Пять дней добирались до небольшой деревеньки Повенец. там наняли крестьянские подводы. В любом населенном пункте можно было стать жертвами либо разбойных нападений, либо экспроприации, что одно и то же. Карсавина писала:
«Наши паспорта, безусловно, были сомнительными бумажками, но, к счастью, я вспомнила, что у мужа в кармане лежит еще один документ, хотя и неуместный сейчас, — пропуск в Москву, выданный несколько месяцев назад и подписанный самим Чичериным».
Этот документ стал палочкой-выручалочкой.
С большими трудностями добрались до Петрозаводска, а дальше уже поездом до Мурманска.

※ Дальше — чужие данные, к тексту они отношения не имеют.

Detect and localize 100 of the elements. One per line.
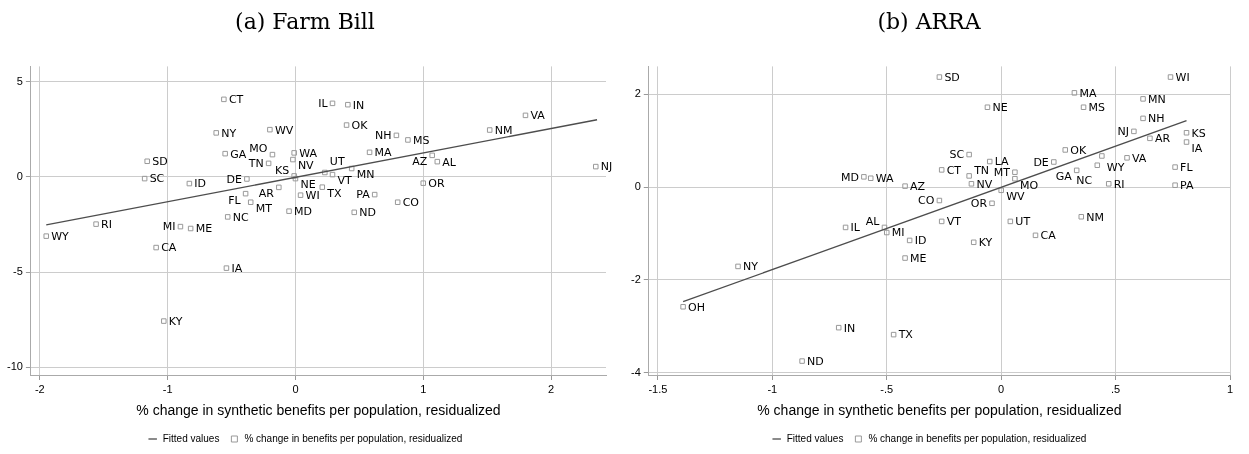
data-label: TX	[326, 187, 342, 201]
point	[902, 255, 908, 261]
point	[1073, 167, 1080, 174]
point	[141, 175, 148, 182]
data-label: WA	[299, 146, 318, 160]
point	[906, 237, 913, 244]
point	[1007, 218, 1014, 225]
point	[1124, 155, 1130, 161]
point	[213, 130, 219, 136]
point	[144, 158, 150, 165]
point	[1012, 169, 1018, 175]
point	[187, 225, 194, 232]
data-label: AZ	[910, 179, 926, 193]
data-label: IL	[318, 97, 329, 111]
point	[890, 331, 897, 338]
point	[153, 244, 159, 251]
point	[366, 149, 373, 156]
point	[247, 199, 254, 205]
point	[242, 190, 249, 197]
data-label: DE	[1033, 155, 1049, 169]
point	[680, 304, 686, 310]
point	[276, 184, 282, 191]
x-tick-label: 1	[420, 382, 427, 395]
x-tick-label: 2	[547, 382, 555, 395]
data-label: NE	[300, 178, 316, 192]
point	[224, 214, 231, 220]
point	[161, 318, 167, 324]
data-label: NH	[1148, 112, 1165, 126]
point	[177, 223, 184, 230]
point	[319, 184, 326, 190]
x-axis-title: % change in synthetic benefits per population, residualized	[757, 402, 1122, 419]
data-label: NY	[221, 126, 237, 140]
x-tick-label: 1	[1226, 382, 1234, 395]
data-label: AL	[442, 155, 457, 169]
data-label: DE	[226, 172, 242, 186]
point	[348, 165, 355, 172]
data-label: MO	[1019, 178, 1039, 192]
point	[393, 132, 400, 139]
data-label: UT	[329, 155, 345, 169]
data-label: IL	[850, 221, 861, 235]
point	[936, 197, 943, 204]
data-label: GA	[1055, 170, 1073, 184]
point	[1071, 90, 1078, 96]
point	[1105, 181, 1112, 187]
data-label: AR	[1154, 132, 1171, 146]
data-label: NJ	[1117, 125, 1129, 139]
data-label: AZ	[412, 155, 428, 169]
point	[394, 199, 401, 205]
x-tick-label: -1	[162, 382, 173, 395]
data-label: TX	[897, 328, 914, 342]
data-label: NH	[374, 129, 392, 143]
data-label: WI	[305, 189, 320, 203]
point	[222, 150, 228, 157]
data-label: ND	[807, 354, 824, 368]
point	[966, 173, 972, 179]
point	[1078, 213, 1085, 220]
data-label: NY	[743, 260, 759, 274]
data-label: OR	[970, 197, 988, 211]
data-label: IN	[352, 98, 365, 112]
point	[835, 324, 842, 331]
data-label: MN	[1148, 92, 1166, 106]
x-tick-label: 0	[998, 382, 1005, 395]
data-label: KS	[1191, 126, 1206, 140]
point	[322, 169, 328, 176]
data-label: MA	[374, 146, 393, 160]
chart-title: (b) ARRA	[877, 8, 982, 34]
data-label: MT	[255, 202, 273, 216]
data-label: LA	[994, 155, 1010, 169]
data-label: SD	[152, 155, 168, 169]
point	[1140, 115, 1146, 122]
point	[1094, 162, 1101, 169]
data-label: CT	[228, 93, 244, 107]
point	[593, 163, 599, 170]
point	[998, 187, 1004, 194]
point	[1172, 182, 1178, 188]
data-label: VT	[946, 215, 962, 229]
x-tick-label: -2	[34, 382, 45, 395]
point	[1032, 232, 1039, 239]
data-label: KY	[168, 314, 183, 328]
point	[221, 96, 227, 103]
y-tick-label: -10	[6, 360, 23, 373]
data-label: KS	[274, 163, 290, 177]
x-tick-label: 0	[292, 382, 299, 395]
data-label: WY	[1106, 160, 1125, 174]
data-label: PA	[1180, 179, 1195, 193]
point	[1051, 159, 1057, 165]
point	[329, 171, 336, 178]
y-tick-label: -4	[631, 365, 641, 378]
data-label: MN	[356, 168, 375, 182]
data-label: IA	[1191, 141, 1203, 155]
data-label: MI	[162, 220, 176, 234]
data-label: ME	[195, 222, 213, 236]
y-tick-label: 0	[16, 169, 23, 182]
point	[1183, 139, 1190, 145]
point	[1167, 74, 1174, 80]
y-tick-label: -2	[631, 272, 641, 285]
data-label: WV	[1006, 190, 1026, 204]
data-label: OH	[688, 300, 706, 314]
data-label: MT	[993, 166, 1011, 180]
data-label: FL	[228, 193, 242, 207]
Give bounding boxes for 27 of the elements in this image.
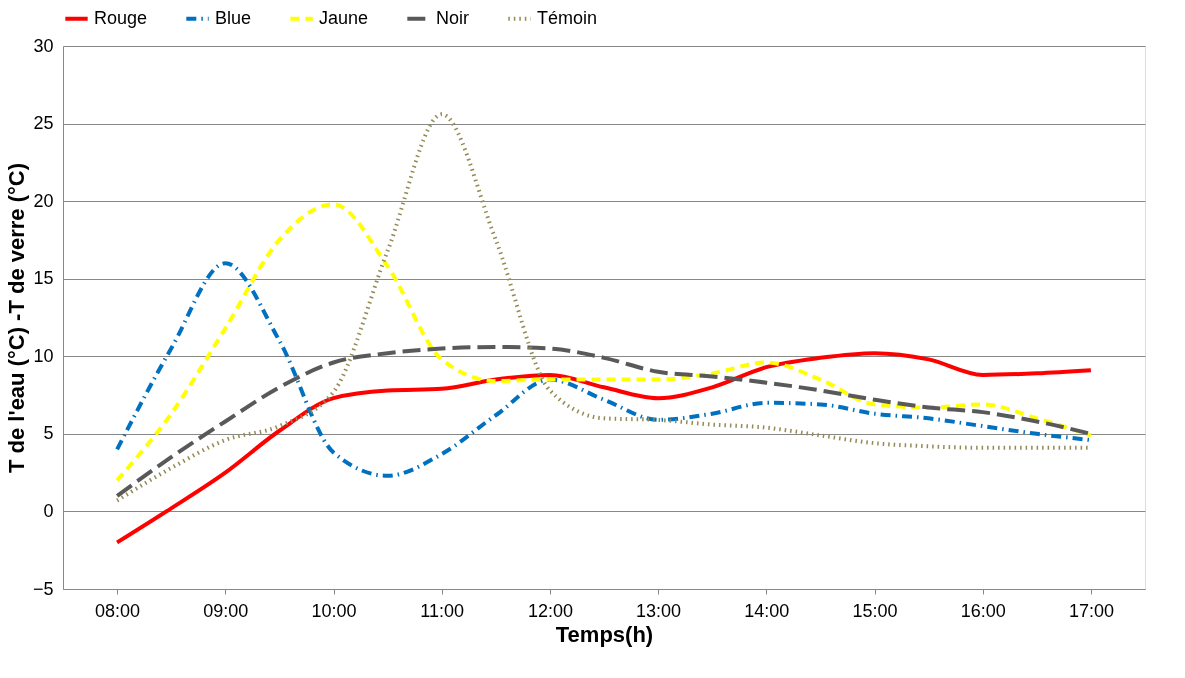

Наконец, пишет Карсавина, «прибыли в Мидлсбро. Свет доменных печей озарил небо — Мариинский театр и Театральная улица навсегда остались позади, это были огни рампы нового мира».
Так началась жизнь в эмиграции, где продолжились выступления на сцене.
Многие балерины, оказавшиеся в эмиграции, продолжали свою работу на сцене. Не исключение и Тамара Карсавина. В 1920 году она встретила Дягилева. И вскоре снова начались ее гастроли с русским балетом. Постепенно все больше времени она начинала уделять педагогической деятельности. Немецкие и британские режиссеры приглашали ее на различные роли в первых немых художественных кинофильмах. Так, в 1925 году вышел фильм «Путь к силе и красоте» с ее участием. Особенно любили балерину в Англии. С 1930 по 1955 год она даже являлась вице-президентом Королевской академии танца.
Отношение к России у Тамары Карсавиной с той поры было полно противоречий. Конечно, можно в какой-то степени это понять, если сконцентрировать внимание на негативных сторонах ее биографии. Ее отъезд из России был сопряжен со смертельными опасностями. Причем на протяжении всего пути до посадки на военный корабль она была полная беспокойств за жизнь не только свою, а в большей степени за жизнь двухлетнего сына.
Ну а мысли ее о России выражены в размышлениях об истории. Карсавина писала: «Я часто задавала себе вопрос, изучается ли за границей наша история так, как у нас изучается история всех народов. В отношении Китая мы были довольно невежественны, но, наверное, не больше, чем Европа в отношении России. Россия — дикая страна большой культуры и поразительного невежества… Неудивительно, что Европа и не пыталась понять тебя, которая была загадкой даже для собственных детей. Вполне возможно, что о русском искусстве — этом самом ярком проявлении нашей сложной и пылкой души — едва ли подозревала Европа».
Ну что ж, Александр Сергеевич Пушкин говорил, что «Европа в отношении России всегда была столь же невежественна, сколь и неблагодарна». Это определение все же точнее. Оно принадлежит русскому гению, до боли сердечной любившему Россию.
Не нам судить Карсавину, да и вообще «не суди, да не судим будешь». Но все же говорить о России как дикой стране и как о стране поразительного невежества, это уж слишком.
Да, конечно, на это определение наложили «окаянные дни» революции. Иван Алексеевич Бунин предельно точен в своей книге, которую писал, как говорится, с натуры.